T'ai chi is very different from karate or Shaolin. Skill in karate or hard style kung-fu does not automatically make one a master of t’ai chi ch’uan. It is too different of an art conceptually. Unfortunately for the novice it is hard to know the difference. As Grandmaster Tchoung said it is hard enough to master one art, then how can they (teachers) master many conceptually different ones?

For example, thousands of people trained with Cheng, Tchoung, Kuo and other well-known instructors. Only a handful of students really learned their art at high level. Some were very good, but not excellent, and many were average. In the case of Grandmaster Tchoung after teaching over 3000 students in the Pacific Northwest, only a few of his students were told they could teach the art because they had what he considered the correct technique and ability to teach (see instructors list).

In his Seattle 1986 demonstration and Grandmaster Tchoung made a Public Announcement of whom could teach his system in the United States. Grandmaster Tchoung made it very clear, in his presentation, that some people could do t’ai-chi by themselves as exercise (highly recommended), but they did not have the skill, knowledge or ability to teach others. He said that only four people (in the US) had the competence to teach his system, later another was added. Of that group all just stuck to the training and practiced hard with Tchoung for many years. Some other of Tchoung’s students who left the training early, actually started to teach even though they were not officially sanctioned.
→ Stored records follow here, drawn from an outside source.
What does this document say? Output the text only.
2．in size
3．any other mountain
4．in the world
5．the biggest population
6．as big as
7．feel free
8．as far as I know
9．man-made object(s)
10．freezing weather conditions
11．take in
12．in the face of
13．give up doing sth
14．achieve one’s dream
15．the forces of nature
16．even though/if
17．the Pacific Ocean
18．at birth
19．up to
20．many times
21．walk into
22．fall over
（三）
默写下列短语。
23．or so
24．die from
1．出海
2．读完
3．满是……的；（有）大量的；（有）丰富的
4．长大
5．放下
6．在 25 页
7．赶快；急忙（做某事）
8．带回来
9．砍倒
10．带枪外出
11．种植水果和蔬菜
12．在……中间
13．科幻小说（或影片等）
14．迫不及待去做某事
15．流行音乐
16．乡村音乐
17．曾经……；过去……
All the certified teachers in Canada and the United States were the persistent, highly motivated and somewhat gifted students, only a few could be considered elite athletes. It was the persistence and years of dedication that mattered the most to get full certification. Thought there are several advanced students who dropped out who I think could have been decent teachers as well and some who did teach. Unfortunately one of the students who was an exceptional tai chi athlete stopped his training early. He could have been one of the top athletes, his pushing hands was tremendous and much better than those with many more years of training. His giving up the training was a loss to the art.

Tchoung was very clear in that he said he could teach us the system but it was up to us what we did with it, i.e., how hard we trained and if we studied diligently. It was our experience that he could teach the class "everything" but only a few would really learn it and of those only a few were exceptional athletes. Practice, persistence and perseverance were the most important concepts to learning the art.
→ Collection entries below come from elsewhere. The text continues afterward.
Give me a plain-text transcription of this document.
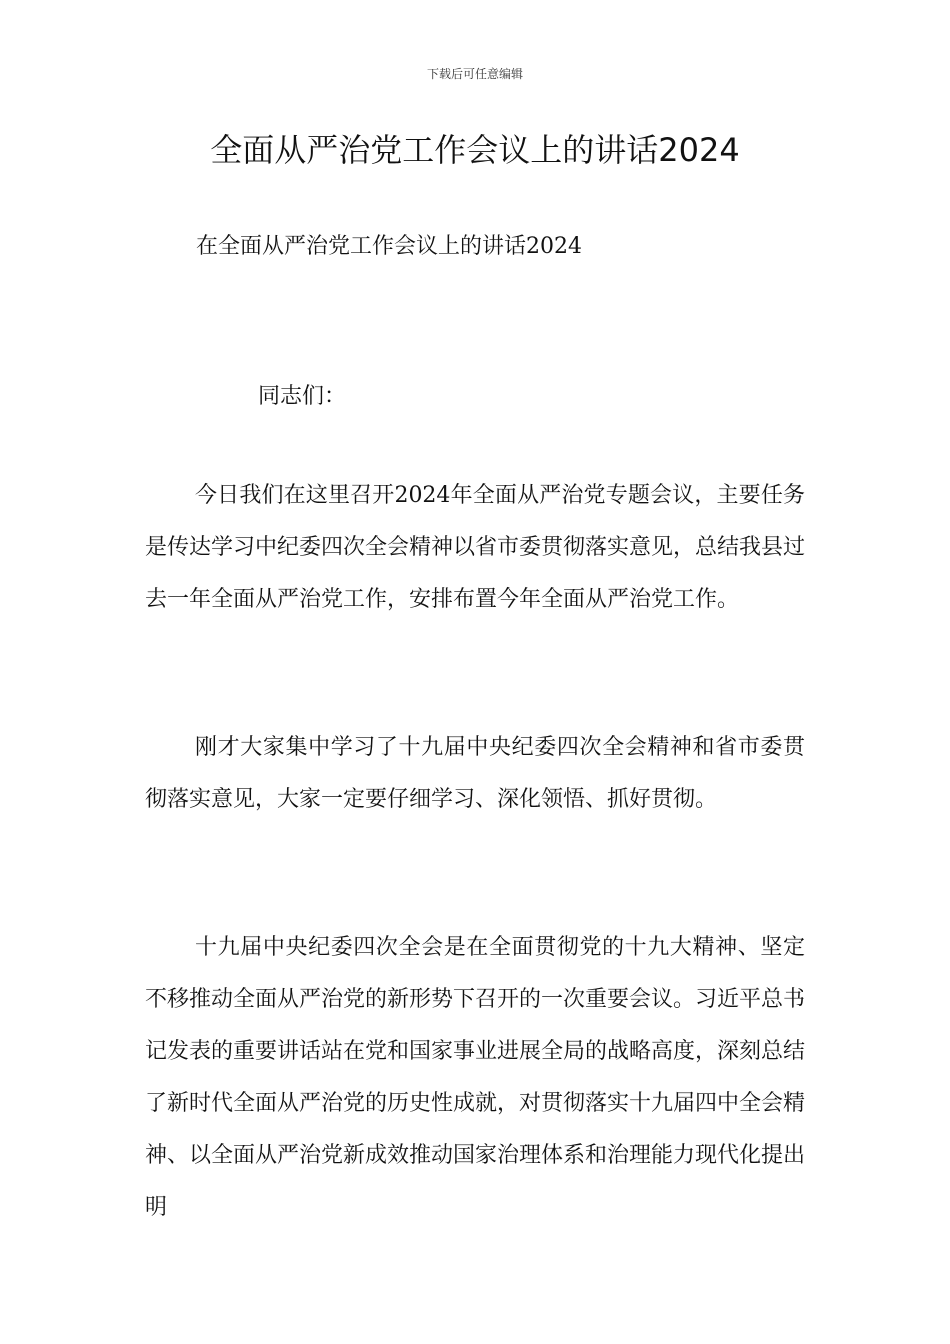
下载后可任意编辑
全面从严治党工作会议上的讲话2024
在全面从严治党工作会议上的讲话2024
同志们：

今日我们在这里召开2024年全面从严治党专题会议，主要任务是传达学习中纪委四次全会精神以省市委贯彻落实意见，总结我县过去一年全面从严治党工作，安排布置今年全面从严治党工作。

刚才大家集中学习了十九届中央纪委四次全会精神和省市委贯彻落实意见，大家一定要仔细学习、深化领悟、抓好贯彻。

十九届中央纪委四次全会是在全面贯彻党的十九大精神、坚定不移推动全面从严治党的新形势下召开的一次重要会议。习近平总书记发表的重要讲话站在党和国家事业进展全局的战略高度，深刻总结了新时代全面从严治党的历史性成就，对贯彻落实十九届四中全会精神、以全面从严治党新成效推动国家治理体系和治理能力现代化提出明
We also find that most of the master’s students who were not qualified to teach the arts, were not because they did not stay with the training long enough and finish learning the system. This is an odd concept because in some other schools a student may only have to learn the simplified form to be called a full blown teacher, and some even call themselves grandmasters. Basically learning just a simplified (24 movement) form is like getting a yellow belt in karate.

Compared to these simpler systems, Tchoung’s "drop-outs" had many more training hours and technical knowledge than those learning just a simplified calisthenics form, e.g., they learned a 6 section long form of over 240 movements and pushing hands which gave them a great deal of intensive technique practice. Some even learned the San Shou, two person application form and a few studied the fast "fajin" form before dropping out. While many teachers of other schools only know a 24 or 37 movement short form or at most a 108 movement "Long form", and few other teachers studied pushing hands to any depth nor learned the two-person san shou form. Some only know the modern "Wushu" forms and no traditional forms at all. Then many of Tchoung’s dropouts also studied the chin-na, sword and stick forms that Tchoung taught. It is hard to compare systems.